\documentclass{article}
\usepackage{../style}
\begin{document}
\section*{Handout 7 (Privacy)}
The first motor car was invented around 1886. For ten years,
until 1896, the law in the UK and elsewhere required a person
to walk in front of any moving car waving a red flag. Cars
were such a novelty that most people did not know what to make
of them. The person with the red flag was intended to warn the
public, for example horse owners, about the impending
novelty---a car. In my humble opinion, we are at the same
stage of development with privacy. Nobody really knows what it
is about or what it is good for. All seems very hazy. There
are a few laws (cookie law, right-to-be-forgotten) which
address problems with privacy, but even if they are well
intentioned, they either back-fire or are already obsolete
because of newer technologies. The result is that the world of
``privacy'' looks a little bit like the old Wild West.

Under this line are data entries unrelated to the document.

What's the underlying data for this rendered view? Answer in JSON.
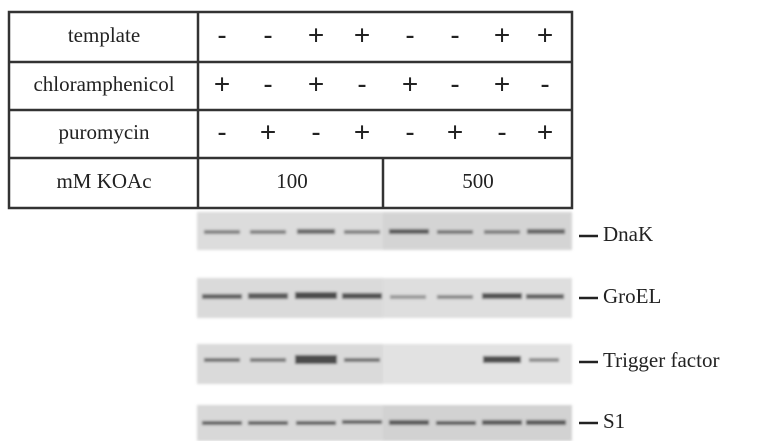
{
  "table": {
    "rows": [
      {
        "label": "template",
        "cells": [
          "-",
          "-",
          "+",
          "+",
          "-",
          "-",
          "+",
          "+"
        ]
      },
      {
        "label": "chloramphenicol",
        "cells": [
          "+",
          "-",
          "+",
          "-",
          "+",
          "-",
          "+",
          "-"
        ]
      },
      {
        "label": "puromycin",
        "cells": [
          "-",
          "+",
          "-",
          "+",
          "-",
          "+",
          "-",
          "+"
        ]
      }
    ],
    "koac": {
      "label": "mM KOAc",
      "cells": [
        "100",
        "500"
      ]
    }
  },
  "blots": [
    {
      "label": "DnaK"
    },
    {
      "label": "GroEL"
    },
    {
      "label": "Trigger factor"
    },
    {
      "label": "S1"
    }
  ]
}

For example, UCAS, a charity set up to help students to apply
to universities, has a commercial unit that happily sells your
email addresses to anybody who forks out enough money in order
to be able to bombard you with spam. Yes, you can opt out very
often in such ``schemes'', but in case of UCAS any opt-out
will limit also legit emails you might actually be interested
in.\footnote{The main objectionable point, in my opinion, is
that the \emph{charity} everybody has to use for HE
applications has actually very honourable goals (e.g.~assist
applicants in gaining access to universities), but in their
small print (or better under the link ``About us'') reveals
they set up their organisation so that they can also
shamelessly sell email addresses they ``harvest''. Everything
is of course very legal\ldots{}moral?\ldots{}well that is in
the eye of the beholder. See:
\url{http://www.ucas.com/about-us/inside-ucas/advertising-opportunities}
or
\url{http://www.theguardian.com/uk-news/2014/mar/12/ucas-sells-marketing-access-student-data-advertisers}}
Another example: Verizon, an ISP who is supposed to provide
you just with connectivity, has found a ``nice'' side-business
too: When you have enabled all privacy guards in your browser
(the few you have at your disposal) Verizon happily adds a
kind of cookie to your
HTTP-requests.\footnote{\url{http://webpolicy.org/2014/10/24/how-verizons-advertising-header-works/}}
As shown in the picture below, this cookie will be sent to
every web-site you visit. The web-sites then can forward the
cookie to advertisers who in turn pay Verizon to tell them
everything they want to know about the person who just made
this request, that is you.
\begin{center}
\includegraphics[scale=0.19]{../pics/verizon.png}
\end{center}
\noindent How disgusting? Even worse, Verizon is not known for
being the cheapest ISP on the planet (completely the
contrary), and also not known for providing the fastest
possible speeds, but rather for being among the few ISPs in
the US with a quasi-monopolistic ``market distribution''.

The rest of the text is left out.